My dad’s recent passing reminded me that our opportunities are in the present, not the future. Spending time with those we care about is something that must occur in the present tense, not put off for some future day.
I say this because a few days ago, I received another reminder of this wisdom when my sister sent me a text that a dear friend I grew up with, Donna, had passed away suddenly. I couldn’t believe what I was reading. She was supposed to be there, living right around the corner from my parents’ home. I was supposed to go see her on my next visit to my hometown. That had been my pledge to myself — to be sure I did that the next time I was in town. But here’s the lesson in this post for anyone reading: never take life for granted. Never assume that our ideas of how life is supposed to be are correct.
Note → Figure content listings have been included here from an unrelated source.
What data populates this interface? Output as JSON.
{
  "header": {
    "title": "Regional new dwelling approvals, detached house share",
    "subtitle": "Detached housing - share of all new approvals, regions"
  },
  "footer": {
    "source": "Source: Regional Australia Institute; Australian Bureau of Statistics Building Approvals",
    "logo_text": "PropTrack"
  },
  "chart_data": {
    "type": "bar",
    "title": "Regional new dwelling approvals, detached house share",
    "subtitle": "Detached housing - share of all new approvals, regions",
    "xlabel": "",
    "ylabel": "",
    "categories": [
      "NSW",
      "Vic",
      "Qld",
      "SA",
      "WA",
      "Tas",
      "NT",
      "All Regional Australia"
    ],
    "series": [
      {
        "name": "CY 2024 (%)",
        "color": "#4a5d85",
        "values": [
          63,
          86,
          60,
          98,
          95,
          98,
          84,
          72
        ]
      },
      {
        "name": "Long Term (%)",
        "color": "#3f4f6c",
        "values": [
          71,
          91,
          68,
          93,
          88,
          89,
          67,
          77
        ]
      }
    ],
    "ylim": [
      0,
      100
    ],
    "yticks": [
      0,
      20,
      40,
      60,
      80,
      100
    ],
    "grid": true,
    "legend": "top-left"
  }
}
I’ve mulled this thing over for three days now, thinking, “Donna? Wait! You can’t go! We need to catch up after all those years.”
Why didn’t I make time before it was too late? Why hadn’t we stayed in touch all these years? Why did life take us down different paths? Was she happy, was she ok? Now I’ve lost the chance to have all the conversations I wanted to have with her. So much for “I’ll do that tomorrow.”
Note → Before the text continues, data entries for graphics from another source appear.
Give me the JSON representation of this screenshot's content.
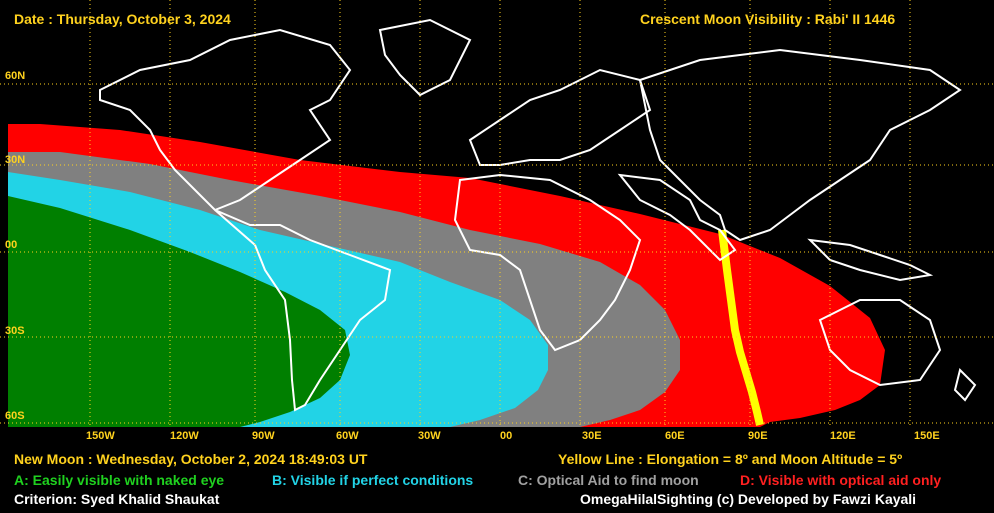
{
  "header": {
    "date": "Date : Thursday, October 3, 2024",
    "title": "Crescent Moon Visibility : Rabi' II  1446"
  },
  "lat_labels": [
    "60N",
    "30N",
    "00",
    "30S",
    "60S"
  ],
  "lon_labels": [
    "150W",
    "120W",
    "90W",
    "60W",
    "30W",
    "00",
    "30E",
    "60E",
    "90E",
    "120E",
    "150E"
  ],
  "footer": {
    "new_moon": "New Moon : Wednesday, October 2, 2024  18:49:03  UT",
    "yellow_line": "Yellow Line : Elongation = 8º  and Moon Altitude = 5º",
    "legend_a": "A: Easily visible with naked eye",
    "legend_b": "B: Visible if perfect conditions",
    "legend_c": "C: Optical Aid to find moon",
    "legend_d": "D: Visible with optical aid only",
    "criterion": "Criterion: Syed Khalid Shaukat",
    "credit": "OmegaHilalSighting  (c)  Developed by Fawzi Kayali"
  },
  "colors": {
    "zone_a": "#007f00",
    "zone_b": "#22d3e6",
    "zone_c": "#808080",
    "zone_d": "#ff0000",
    "yellow_line": "#ffff00",
    "grid": "#ffd21e",
    "coast": "#ffffff"
  }
}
A few years ago I attended a milestone class reunion. It was immensely fun for us all. I had looked forward to seeing Donna there. Although she didn’t join us that night, I thought surely I would find a moment to see her in the days and months that followed. But then life got busy and complicated again.
It seems we reach certain milestones in life, when we have sorted things out for ourselves, have decided who we are and what we want out of life. Our actions are reoriented to those new aspects of ourselves, and yet, sometimes we yearn to understand where we came from and how we became the people we are now. In my case, I wanted to learn something more from Donna, wanted to hear her talk about her joys and sorrows, to talk with her about her life choices and mine. All I know about Donna’s journey through this world is that life after high school was a crazy mixture of joy and sorrow, challenges and victories. I had hoped visiting her would be joyful for both of us, as reunions with old friends often are. Now those moments are not possible. And I am sad about that. There’s no turning back now, no asking for a re-do on life’s twists and turns.
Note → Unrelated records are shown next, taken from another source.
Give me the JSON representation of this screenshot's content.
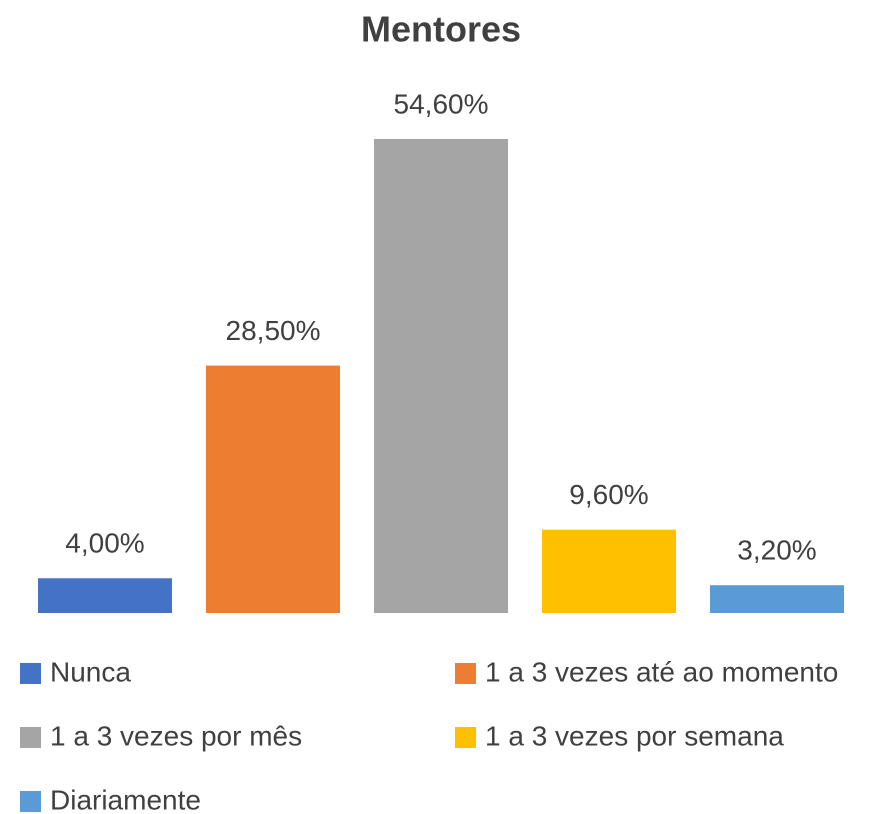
{
  "chart_data": {
    "type": "bar",
    "title": "Mentores",
    "series": [
      {
        "name": "Nunca",
        "color": "#4472c4",
        "values": [
          4.0
        ],
        "value_labels": [
          "4,00%"
        ]
      },
      {
        "name": "1 a 3 vezes até ao momento",
        "color": "#ed7d31",
        "values": [
          28.5
        ],
        "value_labels": [
          "28,50%"
        ]
      },
      {
        "name": "1 a 3 vezes por mês",
        "color": "#a5a5a5",
        "values": [
          54.6
        ],
        "value_labels": [
          "54,60%"
        ]
      },
      {
        "name": "1 a 3 vezes por semana",
        "color": "#ffc000",
        "values": [
          9.6
        ],
        "value_labels": [
          "9,60%"
        ]
      },
      {
        "name": "Diariamente",
        "color": "#5b9bd5",
        "values": [
          3.2
        ],
        "value_labels": [
          "3,20%"
        ]
      }
    ],
    "legend": "bottom"
  }
}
And so I have no choice but to find some peace in the sweet memories I have always carried about her. Donna’s smile was big, beautiful, and all embracing. She had a wondrously open heart and adventurous spirit. After all these years, I can still hear her voice, whispering some humorous tale or a tidbit of info that she found fascinating. She is a beautiful, tender soul who has moved on. Now her journey is one I cannot see. I am thankful to have known her, to have grown up with her, and to have been privileged to call her one of my dearest friends.
O my God, O Forgiver of sins and Dispeller of afflictions! O Thou Who art pardoning and merciful! I raise my suppliant hands to Thee, tearfully beseeching the court of Thy divine Essence to forgive, through Thy mercy and pardon, Thy handmaiden who hath ascended unto the seat of truth. Cause her, O Lord, to be overshadowed by the clouds of Thy bounty and favor, immerse her in the ocean of Thy forgiveness and clemency, and enable her to enter the sanctified abode, Thy heavenly Paradise. Thou art, verily, the Mighty, the Compassionate, the Generous, the Merciful.
. . . A prayer from the Baha’i Writings
May her sister and brother, her family and friends, find comfort in the words of Henry Scott Holland, who said in his famous poem, “I have only slipped away into the next room…. One brief moment and all will be as it was before. How we shall laugh at the trouble of parting when we meet again!”